Le 10 septembre, la Place des Fêtes a vibré comme rarement. Quinze mille personnes, venues de tout Paris et bien au-delà, ont fait de ce haut lieu populaire du 19ᵉ un immense carrefour de colères et d’espérances.
On n’oubliera pas l’image : une place saturée de monde, les banderoles qui se déploient, les chants qui montent et roulent comme une vague. Une foule jeune, combative, déterminée. Une foule belle, parce qu’elle disait la diversité de notre peuple et sa capacité à se lever quand l’injustice devient étouffante.
Une énergie entêtante
Il y avait dans l’air quelque chose d’entêtant. Comme une musique qui ne vous quitte pas. Les slogans répétés à l’infini, les battements de mains, les rires, les cris, les visages tournés vers l’avenir. Quinze mille corps et voix qui, l’espace d’un soir, faisaient entendre la même certitude : nous ne nous résignons pas.
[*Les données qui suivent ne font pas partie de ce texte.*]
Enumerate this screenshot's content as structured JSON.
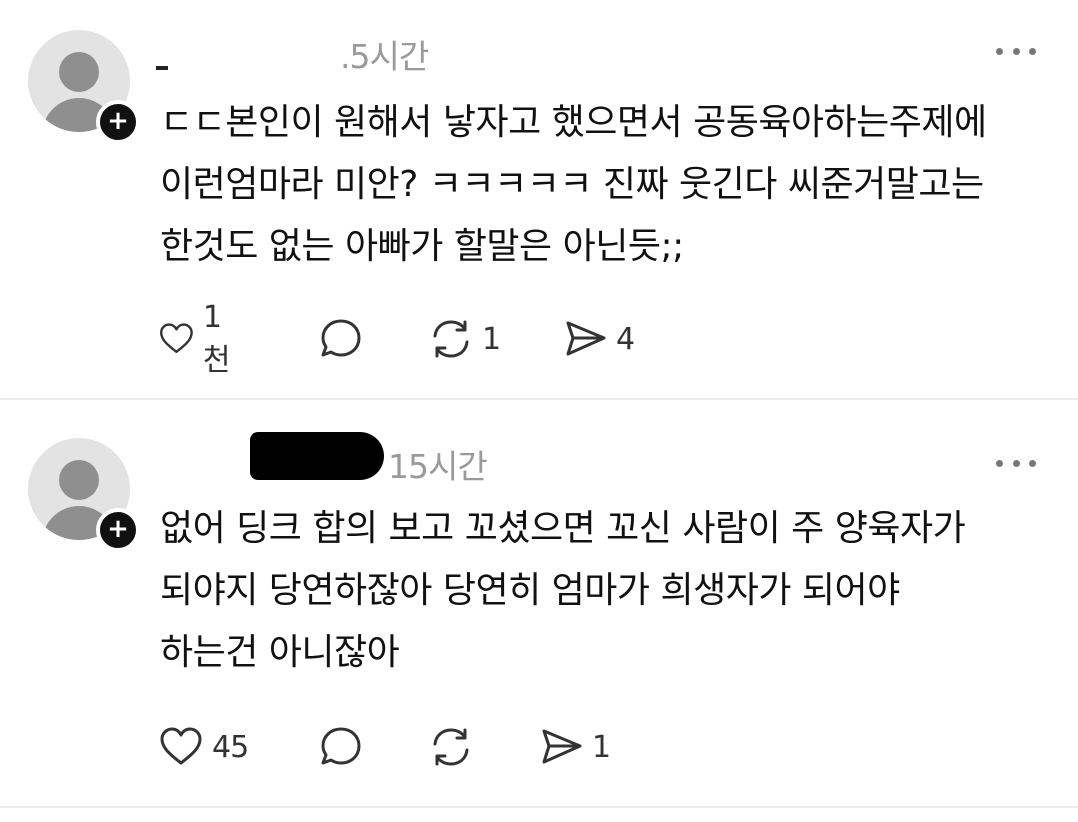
{
  "posts": [
    {
      "timestamp": ".5시간",
      "lines": [
        "ㄷㄷ본인이 원해서 낳자고 했으면서 공동육아하는주제에",
        "이런엄마라 미안? ㅋㅋㅋㅋㅋ 진짜 웃긴다 씨준거말고는",
        "한것도 없는 아빠가 할말은 아닌듯;;"
      ],
      "likes": "1천",
      "comments": "",
      "reposts": "1",
      "shares": "4"
    },
    {
      "timestamp": "15시간",
      "lines": [
        "없어 딩크 합의 보고 꼬셨으면 꼬신 사람이 주 양육자가",
        "되야지 당연하잖아 당연히 엄마가 희생자가 되어야",
        "하는건 아니잖아"
      ],
      "likes": "45",
      "comments": "",
      "reposts": "",
      "shares": "1"
    }
  ],
  "icons": {
    "like": "heart-icon",
    "comment": "comment-icon",
    "repost": "repost-icon",
    "share": "send-icon",
    "more": "more-icon",
    "follow": "plus-icon"
  },
  "colors": {
    "text": "#111111",
    "muted": "#9a9a9a",
    "icon": "#333333",
    "divider": "#eeeeee"
  }
}
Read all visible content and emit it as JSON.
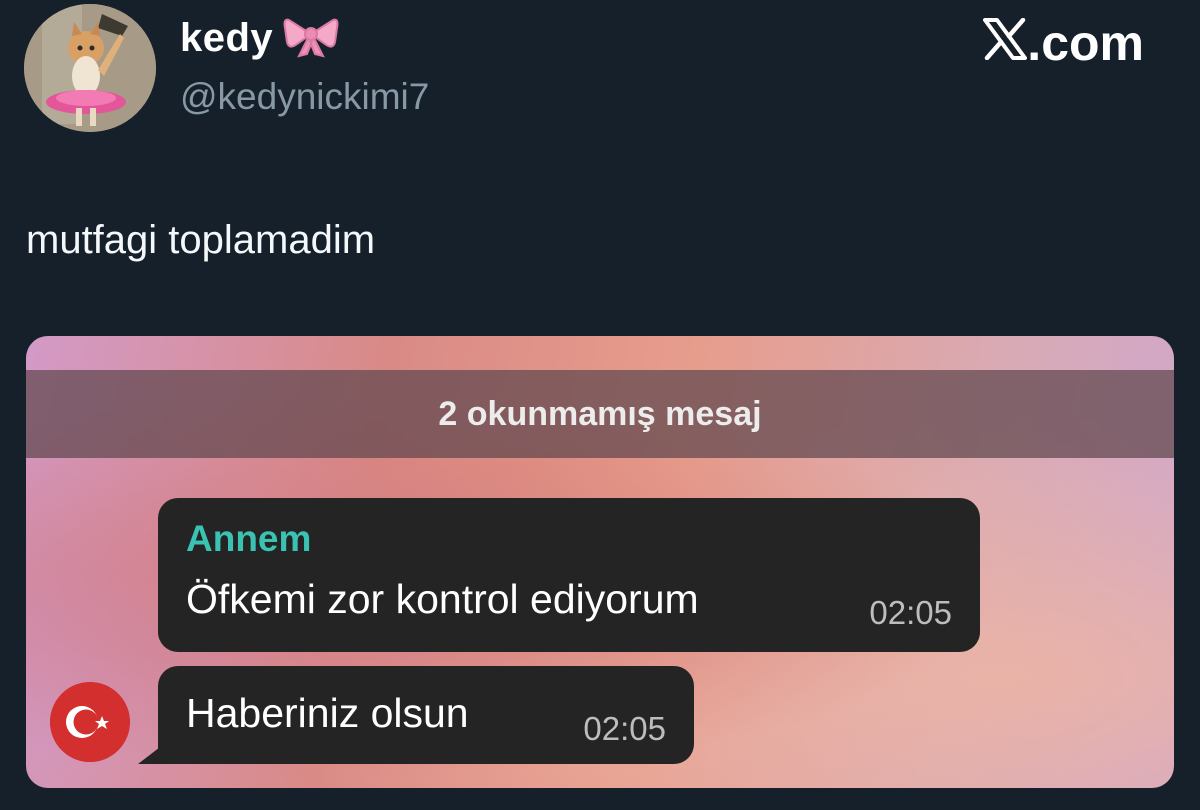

La jeunesse était là, nombreuse, inventive, déterminée. Et avec elle, des syndicalistes, des familles, des retraités, des soignants, des précaires, des habitants du quartier. Tous unis par une même conviction : la vie vaut plus que leurs profits, la dignité plus que leur austérité.
La Place des Fêtes, agora populaire
Il n’y avait pas de chef de file, pas de mot d’ordre unique, mais un élan collectif. La Place des Fêtes s’est faite agora : des prises de parole spontanées, des chansons reprises, des témoignages lancés dans la nuit. Une ville qui se réapproprie son espace, une politique qui sort des palais pour retrouver le pavé.
Une leçon pour demain
Ce 10 septembre, Place des Fêtes, ce n’était pas seulement un rassemblement massif. C’était un signal politique : le peuple existe, il se lève, il ne se laissera pas faire. Pour nous, communistes du 19ᵉ, c’est une responsabilité : transformer cette puissance en une force durable, organisée, capable de gagner.
Car l’histoire l’enseigne : les foules qui se lèvent font trembler les puissants. Et ce soir-là, à Paris, la foule a rappelé qu’elle avait encore une voix.